How do PR practitioners get results for their clients? By knowing what they do, how they do it, why it’s important – bottom line: knowing how to tell their stories. This means more than having a general understanding of their industries. ‘Manufacturing,’ ‘packaging’ and ‘shipping’ are all familiar words, conjuring up vague images of bustling machine shops, tractor trailers or merchandise containers. But a successful enterprise is a usually a highly specialized endeavor, involving numerous systems and processes and an extraordinary level of know-how.
If we’re good at our jobs, we can write about our clients’ businesses with enough detail to give reporters, investors and customers the big picture and drive interest. Still, there is no substitute for donning ear plugs and safety glasses and actually walking across our client’s factory floor, seeing not just what they do, but how. We come away with a level of knowledge that is invaluable – and helps us communicate more effectively. Getting in the weeds is one of the most fascinating parts of the job and makes me and my co-workers experts in industries we never would have expected when getting that communications, journalism or business degree.
Case in point: I recently found myself some 600 feet below the prairie lands of southern Illinois in an active coal mine. The New Era Mine is operated by The American Coal Company, which is an independent operating subsidiary of our client Murray Energy Corporation.
As I found, if you think you know what coal mining involves because you have a general idea of what coal mining is, you are missing much of the story.
One of the first things I noticed about the mine was its size – not that I could see very much of it at one time because it was pretty dark. But after descending the mine shaft with my guides, we hopped into small open-top vehicle and drove, underground, for three miles to get to what is called the working face – the area where the coal is being mined.
The New Era Mine is a longwall mine, which is a method of extracting coal using a shearer that moves along the face of the coal seam. The shearer extracts about four tons of coal every 10 feet – and the longwall itself stretched about 1500 feet – and as it moves further into the seam a 1500-foot row of hydraulic roof supports moves along behind it. A large chain-driven conveyor moves the freshly mined coal to a belt conveyor system which takes it three miles back to the surface to a cleaning and load-out facility.
All of this is machinery is run by a huge power supply console – practically an electrical substation, except it’s portable – with computers to track speed, hydraulic pressure and voltage. Miners all wear electronic gas detectors to monitor for methane and carbon monoxide (the canaries are long a thing of the past), while a computerized ventilation system ensures fresh air is pumped through the miles and miles of passages where miners work. Technology is actually a huge part of a modern coal mine, allowing more production with fewer miners, and making mines safer than ever before.

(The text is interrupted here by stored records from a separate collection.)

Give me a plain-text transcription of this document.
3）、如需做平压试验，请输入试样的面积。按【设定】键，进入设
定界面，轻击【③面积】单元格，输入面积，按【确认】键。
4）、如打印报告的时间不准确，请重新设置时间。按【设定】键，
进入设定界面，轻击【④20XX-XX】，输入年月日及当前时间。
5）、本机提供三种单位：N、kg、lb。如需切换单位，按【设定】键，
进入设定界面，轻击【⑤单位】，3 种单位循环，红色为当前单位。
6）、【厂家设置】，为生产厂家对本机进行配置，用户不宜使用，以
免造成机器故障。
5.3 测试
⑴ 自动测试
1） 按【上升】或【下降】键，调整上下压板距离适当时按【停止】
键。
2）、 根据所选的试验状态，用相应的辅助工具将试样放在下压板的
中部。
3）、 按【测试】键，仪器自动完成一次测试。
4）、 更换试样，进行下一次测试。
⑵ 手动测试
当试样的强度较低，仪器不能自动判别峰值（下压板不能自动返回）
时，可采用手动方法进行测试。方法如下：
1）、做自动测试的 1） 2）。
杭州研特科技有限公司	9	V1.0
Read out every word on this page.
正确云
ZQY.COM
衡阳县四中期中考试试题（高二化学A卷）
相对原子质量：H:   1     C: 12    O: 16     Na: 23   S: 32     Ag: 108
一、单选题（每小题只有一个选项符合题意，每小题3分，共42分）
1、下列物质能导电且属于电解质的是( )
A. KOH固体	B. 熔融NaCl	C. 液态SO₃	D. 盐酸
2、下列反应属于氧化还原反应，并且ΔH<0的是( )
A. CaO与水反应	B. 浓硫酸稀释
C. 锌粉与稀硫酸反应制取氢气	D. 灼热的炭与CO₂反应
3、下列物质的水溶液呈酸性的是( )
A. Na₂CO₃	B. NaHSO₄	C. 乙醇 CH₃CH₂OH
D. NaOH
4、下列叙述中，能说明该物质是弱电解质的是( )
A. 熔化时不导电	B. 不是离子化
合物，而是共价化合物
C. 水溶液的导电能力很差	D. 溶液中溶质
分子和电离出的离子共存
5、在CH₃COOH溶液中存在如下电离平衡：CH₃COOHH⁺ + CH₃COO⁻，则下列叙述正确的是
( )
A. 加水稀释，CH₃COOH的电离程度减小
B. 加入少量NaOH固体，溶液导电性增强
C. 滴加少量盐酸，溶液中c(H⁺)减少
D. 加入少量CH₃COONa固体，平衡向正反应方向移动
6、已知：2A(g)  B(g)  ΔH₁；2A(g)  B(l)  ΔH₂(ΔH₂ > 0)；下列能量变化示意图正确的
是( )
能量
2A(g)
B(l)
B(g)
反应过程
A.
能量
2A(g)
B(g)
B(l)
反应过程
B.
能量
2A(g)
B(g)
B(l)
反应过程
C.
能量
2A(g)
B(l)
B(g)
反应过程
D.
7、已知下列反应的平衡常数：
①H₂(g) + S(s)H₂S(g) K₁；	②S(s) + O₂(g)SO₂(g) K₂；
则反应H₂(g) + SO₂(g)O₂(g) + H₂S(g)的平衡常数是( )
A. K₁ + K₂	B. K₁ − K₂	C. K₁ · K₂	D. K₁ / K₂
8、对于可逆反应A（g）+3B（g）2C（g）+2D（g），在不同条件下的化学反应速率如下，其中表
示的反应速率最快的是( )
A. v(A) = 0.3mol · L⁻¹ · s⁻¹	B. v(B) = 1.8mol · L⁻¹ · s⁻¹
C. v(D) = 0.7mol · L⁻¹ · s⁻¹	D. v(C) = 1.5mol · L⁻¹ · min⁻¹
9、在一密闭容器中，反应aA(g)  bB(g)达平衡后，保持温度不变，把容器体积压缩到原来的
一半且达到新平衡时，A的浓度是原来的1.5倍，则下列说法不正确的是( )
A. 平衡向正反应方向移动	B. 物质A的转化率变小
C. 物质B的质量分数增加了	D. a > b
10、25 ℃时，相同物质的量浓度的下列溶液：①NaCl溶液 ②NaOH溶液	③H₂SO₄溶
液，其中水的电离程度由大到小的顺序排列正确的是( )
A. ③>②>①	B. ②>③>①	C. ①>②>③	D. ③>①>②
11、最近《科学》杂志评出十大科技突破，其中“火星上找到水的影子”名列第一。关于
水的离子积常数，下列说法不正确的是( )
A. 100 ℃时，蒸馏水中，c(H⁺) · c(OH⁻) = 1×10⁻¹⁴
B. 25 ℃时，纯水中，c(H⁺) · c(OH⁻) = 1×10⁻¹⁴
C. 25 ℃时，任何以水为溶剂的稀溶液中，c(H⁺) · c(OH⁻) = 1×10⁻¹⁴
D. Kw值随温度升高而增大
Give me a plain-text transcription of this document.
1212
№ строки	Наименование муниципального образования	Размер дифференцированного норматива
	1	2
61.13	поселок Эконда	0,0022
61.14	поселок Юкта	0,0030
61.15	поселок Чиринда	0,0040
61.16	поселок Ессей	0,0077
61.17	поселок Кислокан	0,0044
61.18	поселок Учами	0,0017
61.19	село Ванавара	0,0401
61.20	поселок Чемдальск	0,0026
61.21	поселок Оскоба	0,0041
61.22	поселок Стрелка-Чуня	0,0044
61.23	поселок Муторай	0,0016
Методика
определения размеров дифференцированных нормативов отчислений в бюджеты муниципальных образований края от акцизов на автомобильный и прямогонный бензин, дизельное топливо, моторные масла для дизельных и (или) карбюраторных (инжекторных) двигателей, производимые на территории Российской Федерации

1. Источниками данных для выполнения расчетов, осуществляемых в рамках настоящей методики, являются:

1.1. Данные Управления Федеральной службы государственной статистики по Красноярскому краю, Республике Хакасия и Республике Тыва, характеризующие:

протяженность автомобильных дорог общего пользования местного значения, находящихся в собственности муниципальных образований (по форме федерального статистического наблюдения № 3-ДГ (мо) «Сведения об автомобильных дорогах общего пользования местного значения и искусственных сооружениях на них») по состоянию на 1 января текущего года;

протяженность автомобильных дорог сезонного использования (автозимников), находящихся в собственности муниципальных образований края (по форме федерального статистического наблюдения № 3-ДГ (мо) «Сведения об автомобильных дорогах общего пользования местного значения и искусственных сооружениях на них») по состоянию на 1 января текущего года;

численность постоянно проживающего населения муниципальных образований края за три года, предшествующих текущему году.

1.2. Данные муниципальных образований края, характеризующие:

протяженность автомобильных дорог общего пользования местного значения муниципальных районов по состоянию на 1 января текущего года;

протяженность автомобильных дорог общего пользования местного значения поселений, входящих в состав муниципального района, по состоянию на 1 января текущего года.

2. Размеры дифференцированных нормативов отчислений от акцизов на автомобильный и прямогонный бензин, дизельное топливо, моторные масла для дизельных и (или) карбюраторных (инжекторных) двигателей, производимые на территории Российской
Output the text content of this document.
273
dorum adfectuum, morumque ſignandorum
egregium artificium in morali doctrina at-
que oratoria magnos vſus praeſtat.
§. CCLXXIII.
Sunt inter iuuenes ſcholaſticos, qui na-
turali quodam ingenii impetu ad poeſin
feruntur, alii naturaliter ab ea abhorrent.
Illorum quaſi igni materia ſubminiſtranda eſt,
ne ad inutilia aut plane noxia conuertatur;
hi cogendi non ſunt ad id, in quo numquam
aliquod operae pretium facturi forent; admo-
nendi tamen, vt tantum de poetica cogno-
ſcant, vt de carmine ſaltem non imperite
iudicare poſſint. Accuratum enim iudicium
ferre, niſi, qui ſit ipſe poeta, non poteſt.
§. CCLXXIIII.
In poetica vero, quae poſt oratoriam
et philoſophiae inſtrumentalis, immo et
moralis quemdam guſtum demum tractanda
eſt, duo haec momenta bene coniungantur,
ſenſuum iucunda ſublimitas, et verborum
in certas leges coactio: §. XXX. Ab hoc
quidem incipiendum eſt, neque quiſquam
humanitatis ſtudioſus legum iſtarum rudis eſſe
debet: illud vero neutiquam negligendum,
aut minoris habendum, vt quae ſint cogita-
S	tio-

Forgive me if these short paragraphs make it difficult to picture what a coal mine actually looks like; really, you’d have to see it. But that’s the point. Now that I’ve seen a coal mine firsthand, I understand it – and, equally important, I can talk about it intelligently (and passionately) with reporters, legislative aides, and other stakeholders, people whose understanding of coal mining is important to my client’s business.
Seeing it up close and personal is the best way to get what we need to tell a story – and that’s the main reason companies hire PR firms in the first place.